# I See Faces ...



## Q.Lotte (Feb 10, 2014)

Ever looked at an inanimate object and seen a face looking back? Here's a few I've spotted to get you started:

London Overground train - little grey monkey with big orange tongue










In a lecture theatre, a robot frog watches the room










In a hotel bathroom, a pair of chibi sockets are dismayed at the unfolding scene...










...whereas the chrome aardvark merely turns it's head










Coming downstairs, an evil robot ape is watching from the rear of my bicycle


----------



## tall_tim (Jul 29, 2009)

Took this picture of clouds in Mt Robson NP in BC a few years ago. I see a screaming face with one eye closed…


----------



## Roger the Dodger (Oct 5, 2009)

False widow spider with a grinning face on its back.


----------



## rhaythorne (Jan 12, 2004)

A few years ago I had a visitation from Nefertiti :scared:


----------



## Roger the Dodger (Oct 5, 2009)

How fast was the ostrich running when it hit this plank...? This phenomenon of seeing faces in objects actually has a name... facial pareidolia... so now you know.


----------



## Q.Lotte (Feb 10, 2014)

Roger the Dodger said:


> How fast was the ostrich running when it hit this plank...? This phenomenon of seeing faces in objects actually has a name... facial pareidolia... so now you know.
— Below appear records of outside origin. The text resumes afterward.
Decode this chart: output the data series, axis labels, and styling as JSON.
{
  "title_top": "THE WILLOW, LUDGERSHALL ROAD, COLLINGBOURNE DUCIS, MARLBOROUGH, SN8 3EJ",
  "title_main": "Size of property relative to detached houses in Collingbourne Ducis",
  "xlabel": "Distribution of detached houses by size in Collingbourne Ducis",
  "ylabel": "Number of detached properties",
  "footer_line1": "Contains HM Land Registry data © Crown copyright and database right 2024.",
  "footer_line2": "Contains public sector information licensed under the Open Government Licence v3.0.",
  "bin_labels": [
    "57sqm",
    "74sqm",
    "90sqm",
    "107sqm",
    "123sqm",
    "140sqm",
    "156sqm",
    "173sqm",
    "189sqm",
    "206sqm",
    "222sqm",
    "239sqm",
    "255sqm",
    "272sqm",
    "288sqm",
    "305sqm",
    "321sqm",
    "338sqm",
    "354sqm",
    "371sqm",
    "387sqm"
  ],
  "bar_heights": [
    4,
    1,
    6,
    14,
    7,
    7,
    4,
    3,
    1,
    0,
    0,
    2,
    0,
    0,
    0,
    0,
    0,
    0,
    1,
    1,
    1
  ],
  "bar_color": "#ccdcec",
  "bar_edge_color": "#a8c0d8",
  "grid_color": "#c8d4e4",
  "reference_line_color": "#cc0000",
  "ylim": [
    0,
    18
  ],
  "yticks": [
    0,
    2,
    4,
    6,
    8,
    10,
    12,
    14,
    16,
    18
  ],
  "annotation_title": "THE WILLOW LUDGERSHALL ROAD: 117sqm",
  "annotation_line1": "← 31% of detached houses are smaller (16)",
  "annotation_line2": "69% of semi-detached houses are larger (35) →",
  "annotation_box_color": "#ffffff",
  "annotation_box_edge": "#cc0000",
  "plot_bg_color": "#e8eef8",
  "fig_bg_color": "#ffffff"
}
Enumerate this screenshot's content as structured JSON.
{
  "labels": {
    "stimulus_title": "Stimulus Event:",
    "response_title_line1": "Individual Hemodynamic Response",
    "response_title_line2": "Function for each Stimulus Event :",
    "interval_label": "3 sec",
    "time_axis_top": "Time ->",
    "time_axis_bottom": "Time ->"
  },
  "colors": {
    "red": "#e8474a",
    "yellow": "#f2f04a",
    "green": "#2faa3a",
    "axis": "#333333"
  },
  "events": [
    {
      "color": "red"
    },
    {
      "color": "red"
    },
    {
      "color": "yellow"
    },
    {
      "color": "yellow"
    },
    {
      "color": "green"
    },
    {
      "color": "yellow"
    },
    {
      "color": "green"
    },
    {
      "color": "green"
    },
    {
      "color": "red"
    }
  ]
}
 Once you start seeing them they're everywhere! More facial pareidolia please!


----------



## Q.Lotte (Feb 10, 2014)

Are the butt & gum bins in Fulham hiding a secret invasion force of Cybermen?


----------



## Q.Lotte (Feb 10, 2014)

These three little guys, impassively standing arm in arm, quietly blocking the road on the day of The Funeral.


----------



## Q.Lotte (Feb 10, 2014)

The little banana box in her alcove, keens her sad yellow song to a world that doesn't hear or care.


----------



## Roger the Dodger (Oct 5, 2009)

The LH side of this rock looks pretty grumpy. (Taken from the Disco boat)


----------



## Roger the Dodger (Oct 5, 2009)

Creepy, smiling skull looking down on the occupants of the boat that have entered his cave. The 'eyes' are holes that have opened to the sky through millenia of water wearing away the limestone. The more you stare at it, the clearer it becomes.


----------



## Roger the Dodger (Oct 5, 2009)

Noticed our shoe cabinet grinning at me just now...


----------



## Q.Lotte (Feb 10, 2014)

Roger the Dodger said:


> Noticed our shoe cabinet grinning at me just now...
> View attachment 80154


The Wicker Man!
Run!


----------